The long winter had taken its toll on millions here in the northeast, lasting longer than we had hoped for.  Springtime is now upon us and a freshness is in the air, a time for waking as if from a long slumber.  

A long pause can change the outlook of an individual.  A long hard look at things almost always creates change.  Last year's hardships and the near death winter brings to the landscape makes the vernal season especially poignant. 

Nightfly Photography and this blog are no longer exclusively about analog astrophotography.  A change derived from a hard look at all things that matter to me and a new found freedom of expression in my work.
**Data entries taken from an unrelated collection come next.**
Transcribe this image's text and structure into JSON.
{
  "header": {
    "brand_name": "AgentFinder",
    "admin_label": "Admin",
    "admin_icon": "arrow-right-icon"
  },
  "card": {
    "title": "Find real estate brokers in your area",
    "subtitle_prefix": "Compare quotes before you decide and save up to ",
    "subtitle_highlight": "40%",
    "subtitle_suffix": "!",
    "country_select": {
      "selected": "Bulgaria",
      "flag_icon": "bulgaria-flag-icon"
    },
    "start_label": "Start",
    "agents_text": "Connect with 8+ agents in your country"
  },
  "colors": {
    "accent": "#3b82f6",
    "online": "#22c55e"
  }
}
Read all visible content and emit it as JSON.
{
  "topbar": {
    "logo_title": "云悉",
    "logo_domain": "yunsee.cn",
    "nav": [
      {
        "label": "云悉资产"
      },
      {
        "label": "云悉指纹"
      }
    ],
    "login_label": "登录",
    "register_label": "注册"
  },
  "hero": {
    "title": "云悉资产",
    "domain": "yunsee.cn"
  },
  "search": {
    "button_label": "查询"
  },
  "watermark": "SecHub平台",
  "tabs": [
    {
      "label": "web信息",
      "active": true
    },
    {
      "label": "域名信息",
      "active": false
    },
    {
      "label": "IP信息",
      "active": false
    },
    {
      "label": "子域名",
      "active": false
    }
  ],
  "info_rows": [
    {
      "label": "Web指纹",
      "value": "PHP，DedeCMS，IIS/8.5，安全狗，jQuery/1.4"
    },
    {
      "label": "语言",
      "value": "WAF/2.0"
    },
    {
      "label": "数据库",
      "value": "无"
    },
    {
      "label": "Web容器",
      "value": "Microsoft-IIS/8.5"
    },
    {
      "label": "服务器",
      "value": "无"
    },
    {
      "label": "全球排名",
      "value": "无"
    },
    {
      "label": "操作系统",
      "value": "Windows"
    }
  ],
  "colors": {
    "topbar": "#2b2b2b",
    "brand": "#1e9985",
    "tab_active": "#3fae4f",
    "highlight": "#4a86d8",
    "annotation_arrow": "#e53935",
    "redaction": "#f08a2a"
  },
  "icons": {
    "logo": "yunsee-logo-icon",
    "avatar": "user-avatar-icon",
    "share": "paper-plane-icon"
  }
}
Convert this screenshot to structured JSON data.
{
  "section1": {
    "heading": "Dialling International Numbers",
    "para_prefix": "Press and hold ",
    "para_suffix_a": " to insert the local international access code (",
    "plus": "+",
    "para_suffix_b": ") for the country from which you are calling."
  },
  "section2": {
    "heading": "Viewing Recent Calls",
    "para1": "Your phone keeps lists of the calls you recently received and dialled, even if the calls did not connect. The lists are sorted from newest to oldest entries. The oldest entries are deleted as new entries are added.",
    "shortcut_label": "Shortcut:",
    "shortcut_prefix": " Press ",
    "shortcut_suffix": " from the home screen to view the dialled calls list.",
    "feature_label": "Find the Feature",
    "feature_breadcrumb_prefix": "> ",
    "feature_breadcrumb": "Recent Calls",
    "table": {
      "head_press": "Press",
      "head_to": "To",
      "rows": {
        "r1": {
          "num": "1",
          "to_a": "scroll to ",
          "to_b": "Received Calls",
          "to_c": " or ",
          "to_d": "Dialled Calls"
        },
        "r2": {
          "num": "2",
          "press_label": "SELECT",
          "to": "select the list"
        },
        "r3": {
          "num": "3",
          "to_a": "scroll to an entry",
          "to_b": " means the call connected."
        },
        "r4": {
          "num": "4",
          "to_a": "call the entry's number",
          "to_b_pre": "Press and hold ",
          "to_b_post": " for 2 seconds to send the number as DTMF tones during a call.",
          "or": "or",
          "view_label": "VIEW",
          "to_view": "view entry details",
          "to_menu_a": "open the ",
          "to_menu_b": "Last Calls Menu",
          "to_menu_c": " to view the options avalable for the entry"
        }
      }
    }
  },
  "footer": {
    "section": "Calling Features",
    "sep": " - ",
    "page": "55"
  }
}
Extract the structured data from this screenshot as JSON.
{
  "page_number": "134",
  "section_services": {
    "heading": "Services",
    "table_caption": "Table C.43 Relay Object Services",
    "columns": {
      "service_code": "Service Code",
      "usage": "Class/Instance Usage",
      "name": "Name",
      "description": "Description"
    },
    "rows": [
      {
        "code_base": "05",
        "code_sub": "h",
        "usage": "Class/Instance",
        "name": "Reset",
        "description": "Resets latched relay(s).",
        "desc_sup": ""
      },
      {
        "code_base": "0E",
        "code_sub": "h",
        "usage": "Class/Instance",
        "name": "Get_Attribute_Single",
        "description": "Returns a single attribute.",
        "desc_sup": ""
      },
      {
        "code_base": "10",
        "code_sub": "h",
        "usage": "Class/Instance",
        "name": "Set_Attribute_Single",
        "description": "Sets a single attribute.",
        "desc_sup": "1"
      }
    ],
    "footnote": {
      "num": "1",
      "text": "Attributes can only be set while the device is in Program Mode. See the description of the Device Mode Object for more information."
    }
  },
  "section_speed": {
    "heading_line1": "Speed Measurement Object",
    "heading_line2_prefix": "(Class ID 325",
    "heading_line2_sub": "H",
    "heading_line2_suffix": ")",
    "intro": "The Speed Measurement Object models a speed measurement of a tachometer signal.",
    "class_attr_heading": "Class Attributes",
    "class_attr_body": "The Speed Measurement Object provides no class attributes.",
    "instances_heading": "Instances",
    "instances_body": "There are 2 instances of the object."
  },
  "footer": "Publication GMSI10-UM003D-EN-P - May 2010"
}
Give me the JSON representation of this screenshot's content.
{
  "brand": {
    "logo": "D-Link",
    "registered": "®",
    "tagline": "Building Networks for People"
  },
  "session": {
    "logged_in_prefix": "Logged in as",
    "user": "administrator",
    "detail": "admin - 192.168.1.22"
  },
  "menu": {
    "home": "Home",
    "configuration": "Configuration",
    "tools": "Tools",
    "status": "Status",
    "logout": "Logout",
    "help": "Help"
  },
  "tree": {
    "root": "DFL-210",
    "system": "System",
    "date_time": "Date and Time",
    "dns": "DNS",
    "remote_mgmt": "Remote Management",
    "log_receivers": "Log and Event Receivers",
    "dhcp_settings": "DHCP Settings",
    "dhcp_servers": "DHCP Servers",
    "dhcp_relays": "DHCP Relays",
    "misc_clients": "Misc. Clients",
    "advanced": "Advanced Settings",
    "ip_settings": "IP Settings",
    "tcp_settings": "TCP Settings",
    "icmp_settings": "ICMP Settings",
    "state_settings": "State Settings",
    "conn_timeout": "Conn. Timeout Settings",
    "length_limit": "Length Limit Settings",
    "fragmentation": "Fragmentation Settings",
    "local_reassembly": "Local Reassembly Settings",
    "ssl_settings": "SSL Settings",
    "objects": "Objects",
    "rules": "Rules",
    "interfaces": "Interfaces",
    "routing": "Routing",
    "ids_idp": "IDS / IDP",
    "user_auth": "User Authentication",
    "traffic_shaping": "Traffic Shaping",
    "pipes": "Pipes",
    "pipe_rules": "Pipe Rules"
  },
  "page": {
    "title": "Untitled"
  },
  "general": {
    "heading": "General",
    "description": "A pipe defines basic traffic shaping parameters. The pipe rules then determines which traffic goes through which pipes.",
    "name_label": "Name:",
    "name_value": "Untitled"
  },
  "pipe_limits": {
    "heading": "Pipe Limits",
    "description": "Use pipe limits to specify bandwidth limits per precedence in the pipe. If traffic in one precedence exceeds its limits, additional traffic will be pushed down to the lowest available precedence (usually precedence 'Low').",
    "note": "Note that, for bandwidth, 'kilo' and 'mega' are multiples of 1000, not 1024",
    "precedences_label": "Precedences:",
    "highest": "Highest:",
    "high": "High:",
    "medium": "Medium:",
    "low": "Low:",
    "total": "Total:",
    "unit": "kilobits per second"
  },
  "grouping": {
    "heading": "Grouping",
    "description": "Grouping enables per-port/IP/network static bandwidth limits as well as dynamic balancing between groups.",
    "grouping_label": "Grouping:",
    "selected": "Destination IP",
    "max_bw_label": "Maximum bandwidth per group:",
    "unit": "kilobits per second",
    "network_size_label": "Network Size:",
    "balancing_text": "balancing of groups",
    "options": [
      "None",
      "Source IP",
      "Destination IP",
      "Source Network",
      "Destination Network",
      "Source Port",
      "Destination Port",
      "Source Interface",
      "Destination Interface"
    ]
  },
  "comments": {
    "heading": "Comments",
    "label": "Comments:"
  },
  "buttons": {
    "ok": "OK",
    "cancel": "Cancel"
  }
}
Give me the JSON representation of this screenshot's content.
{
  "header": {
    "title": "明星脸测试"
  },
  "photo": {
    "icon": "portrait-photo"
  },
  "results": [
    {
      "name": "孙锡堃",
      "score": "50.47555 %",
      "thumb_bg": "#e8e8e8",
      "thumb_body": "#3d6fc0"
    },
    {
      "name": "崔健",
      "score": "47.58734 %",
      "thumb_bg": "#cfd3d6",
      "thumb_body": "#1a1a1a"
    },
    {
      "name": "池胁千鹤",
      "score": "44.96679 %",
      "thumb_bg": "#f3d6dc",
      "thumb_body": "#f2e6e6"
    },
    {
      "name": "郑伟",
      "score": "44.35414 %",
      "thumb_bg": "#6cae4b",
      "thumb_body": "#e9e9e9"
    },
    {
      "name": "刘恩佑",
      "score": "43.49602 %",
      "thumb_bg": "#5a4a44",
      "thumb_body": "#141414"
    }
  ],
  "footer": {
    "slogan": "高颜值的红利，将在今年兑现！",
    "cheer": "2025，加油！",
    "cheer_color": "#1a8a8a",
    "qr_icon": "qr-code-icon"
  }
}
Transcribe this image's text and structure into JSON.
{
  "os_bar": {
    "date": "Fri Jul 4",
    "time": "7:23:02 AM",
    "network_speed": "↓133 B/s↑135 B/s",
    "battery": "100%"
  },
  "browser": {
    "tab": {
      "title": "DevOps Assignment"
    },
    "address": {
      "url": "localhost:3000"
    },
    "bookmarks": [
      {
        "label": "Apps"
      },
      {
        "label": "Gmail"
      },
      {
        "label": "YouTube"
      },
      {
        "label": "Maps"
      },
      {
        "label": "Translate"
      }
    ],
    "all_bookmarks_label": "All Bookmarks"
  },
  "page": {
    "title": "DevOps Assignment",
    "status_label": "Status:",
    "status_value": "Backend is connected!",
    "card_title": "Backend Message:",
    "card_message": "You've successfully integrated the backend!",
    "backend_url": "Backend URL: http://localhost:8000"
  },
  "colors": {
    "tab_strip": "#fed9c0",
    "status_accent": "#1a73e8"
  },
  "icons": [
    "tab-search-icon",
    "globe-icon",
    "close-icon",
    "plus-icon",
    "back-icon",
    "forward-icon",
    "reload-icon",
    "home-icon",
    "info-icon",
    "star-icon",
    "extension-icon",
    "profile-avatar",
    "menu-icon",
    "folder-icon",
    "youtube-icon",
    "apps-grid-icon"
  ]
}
For 35 years astronomy as an endeavor has been my life's avocation; astrophotography, an expression of the experience.  Last years wake-up call spun me out of control as I faced an episode of mortality.  The work I had hoped to capture before becoming inanimate is now before me.  I lay the groundwork for the finest hour, a positive outlook for creativity in various forms.  

Our short tenure in the immensity of time is too brief to not be engaged fully in what you love and the various ways of expressing that love.  Writing, photography, poetry, all expressions of the human endeavor to celebrate our existence is this grand universe.  Perhaps that is a lofty goal.  Lofty or not, it is simply the ideal I will strive for.  

Furthermore, the discussion will not be simply about technique or equipment.  We will have time for that.  There will be more about the images themselves and how they strike us, how they are internalized.  We will discuss authors, poets, and artists, as well as science, philosophy, and the humanities, mostly within the context of the human response to visual and modern photographic interpretations.


May Morning Milky Way
A few mornings ago, the skies had cleared allowing an opportunity, if one was willing to leave a warm bed, to observe and photograph our summer Milky Way.  I have been experimenting with my new digital camera and fast wide-angle lens.  Utilizing the equatorial mount in the observatory to piggyback the arrangement, I was able to capture, among others, the above image.

I was flabbergasted by how vivid the images were, owing to the dark skies at my home in eastern Maine.  I felt like a writer who had just found the right words for an expression, a singer for a song.  The sky was as dark as it had been in the last few years with Sky Quality Meter reading of 21.6 Mags/Sq-Arc-Sec at the zenith.  Even towards the horizon, the various dark nebulae in Ophiuchus were instantly obvious.  The Great Star Cloud in Sagittarius blazed brightly, illuminating anything painted white in my front yard, not the least, my home.  Perhaps eyesight is not as good over 40, but I was seeing beyond what normally would be considered average for a dark rural sky.  My south horizon does not look over any communities, indeed it looks out over mostly ocean.  That's good if we are shooting in that direction as the above photo testifies.  

I am glad I left the comfort of my bed to witness what is perhaps the grandest object we can behold. The summer Milky Way.  It ratifies an agreement made years ago, to forego living in the city for a lifestyle devoted to being in the simple presence of the majestic.  The limitations of that choice are plentiful, but that decision has always been upheld as I return to bed when twilight strikes my pillow.